Law of 17 June 1994 on occupational safety and health

This law is designed to protect workers by organizing the provision of medical supervision and by the prevention of occupational accidents and illnesses. 
The occupational medicine services have a preventive role. They act as advisors to the employer on hygiene, ergonomics, health education and functional readaptation.
The occupational health physician is also called upon to monitor the various physical (temperature, humidity, air speed, noise) and chemical (air quality) factors in the working environment in order to identify and combat potential risks to the health of workers.
The occupational medicine physician reaches his conclusions in total professional independence. Under no circumstances may he verify whether absences on grounds of illness are justified. He may, however, see an employee who is absent from work with a view to preparing his subsequent return to work.
The examinations stipulated by law are:

the examination upon recruitment: this must take place within two months of recruitment with the exception of security posts, in which case the employee must be examined before taking up his duties. In the event of a change of employer to take up a similar post, the occupational physician may transfer the fitness record to the new employer without performing a recruitment examination;

  • regular examinations for employees 
  • below the age of 21
  • employees exposed to a risk of occupational illness
  • employees assigned to a post involving risks 
  • pupils and students working during the educational holidays, but only if they are assigned to a post involving risks.

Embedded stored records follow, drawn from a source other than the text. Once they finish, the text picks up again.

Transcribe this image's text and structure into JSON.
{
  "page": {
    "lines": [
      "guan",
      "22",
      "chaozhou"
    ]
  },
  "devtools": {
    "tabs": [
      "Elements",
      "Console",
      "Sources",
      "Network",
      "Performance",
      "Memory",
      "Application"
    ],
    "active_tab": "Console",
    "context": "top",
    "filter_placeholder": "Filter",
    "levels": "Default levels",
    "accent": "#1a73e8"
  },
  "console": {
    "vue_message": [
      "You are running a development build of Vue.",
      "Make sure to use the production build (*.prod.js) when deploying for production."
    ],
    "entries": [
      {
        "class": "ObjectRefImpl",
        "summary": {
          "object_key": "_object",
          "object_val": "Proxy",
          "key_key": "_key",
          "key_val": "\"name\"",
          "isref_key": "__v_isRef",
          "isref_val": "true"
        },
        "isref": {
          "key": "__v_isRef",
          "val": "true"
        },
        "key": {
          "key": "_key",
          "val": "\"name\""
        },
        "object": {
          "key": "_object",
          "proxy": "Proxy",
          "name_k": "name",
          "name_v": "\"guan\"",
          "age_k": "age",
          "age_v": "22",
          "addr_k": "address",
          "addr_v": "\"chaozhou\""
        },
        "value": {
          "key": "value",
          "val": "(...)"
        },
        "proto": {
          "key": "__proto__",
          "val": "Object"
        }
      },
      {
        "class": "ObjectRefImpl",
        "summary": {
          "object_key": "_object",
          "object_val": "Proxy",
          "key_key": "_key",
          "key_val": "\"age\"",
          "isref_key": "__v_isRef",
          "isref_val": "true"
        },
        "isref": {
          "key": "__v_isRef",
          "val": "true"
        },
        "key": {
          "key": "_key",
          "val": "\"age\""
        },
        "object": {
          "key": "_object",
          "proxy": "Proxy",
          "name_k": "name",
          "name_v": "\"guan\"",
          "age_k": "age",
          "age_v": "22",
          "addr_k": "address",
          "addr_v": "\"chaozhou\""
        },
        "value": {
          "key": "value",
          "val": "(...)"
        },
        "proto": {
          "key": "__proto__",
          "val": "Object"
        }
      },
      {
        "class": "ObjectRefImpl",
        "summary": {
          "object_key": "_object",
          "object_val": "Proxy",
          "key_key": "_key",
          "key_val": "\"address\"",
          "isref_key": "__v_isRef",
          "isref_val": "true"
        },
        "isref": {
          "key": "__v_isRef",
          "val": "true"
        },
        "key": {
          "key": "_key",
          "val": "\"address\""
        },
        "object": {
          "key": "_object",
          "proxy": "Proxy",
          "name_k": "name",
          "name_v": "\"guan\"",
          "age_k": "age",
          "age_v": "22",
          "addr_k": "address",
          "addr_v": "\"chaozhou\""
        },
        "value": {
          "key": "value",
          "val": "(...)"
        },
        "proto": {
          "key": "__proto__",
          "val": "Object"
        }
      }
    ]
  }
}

Apart from these examinations, the occupational health physician may decide at the time of recruitment whether he considers it necessary to see the person concerned again at regular intervals.
The time required by the employee to attend for medical examinations counts as working time.
No examination may involve testing for AIDS.
Resumption of work after an absence for more than six weeks must be reported by the employer to the occupational health physician. The employer, the employee or the occupational health physician may then ask for an examination to be made before work is resumed.

After each examination, the occupational health physician will draw up a fitness report for the employee and employer. Medical secrecy must be stringently respected on this occasion. The employee and the employer have a right of appeal to the physician in charge of the Health Division within forty days of notification. There is no right of appeal in the case of recruitment examinations.

In the event of unfitness, if the employer regularly has more than 50 employees and the employee who was declared unfit for a post involving safety or a post involving risks has been employed for at least ten years by the company, he must be assigned to a new post which he is deemed to be fit to occupy. Beneficiaries of a change of post on grounds of unfitness are treated in the same way as handicapped workers for the purposes of the obligations stipulated in Article 5 of the amended Law of 12 November 1991 on Handicapped Workers.

 Law of June 17, 1994 concerning the safety and health of workers at work, repealed by the law of July 31, 2006 introducing a Labor Code.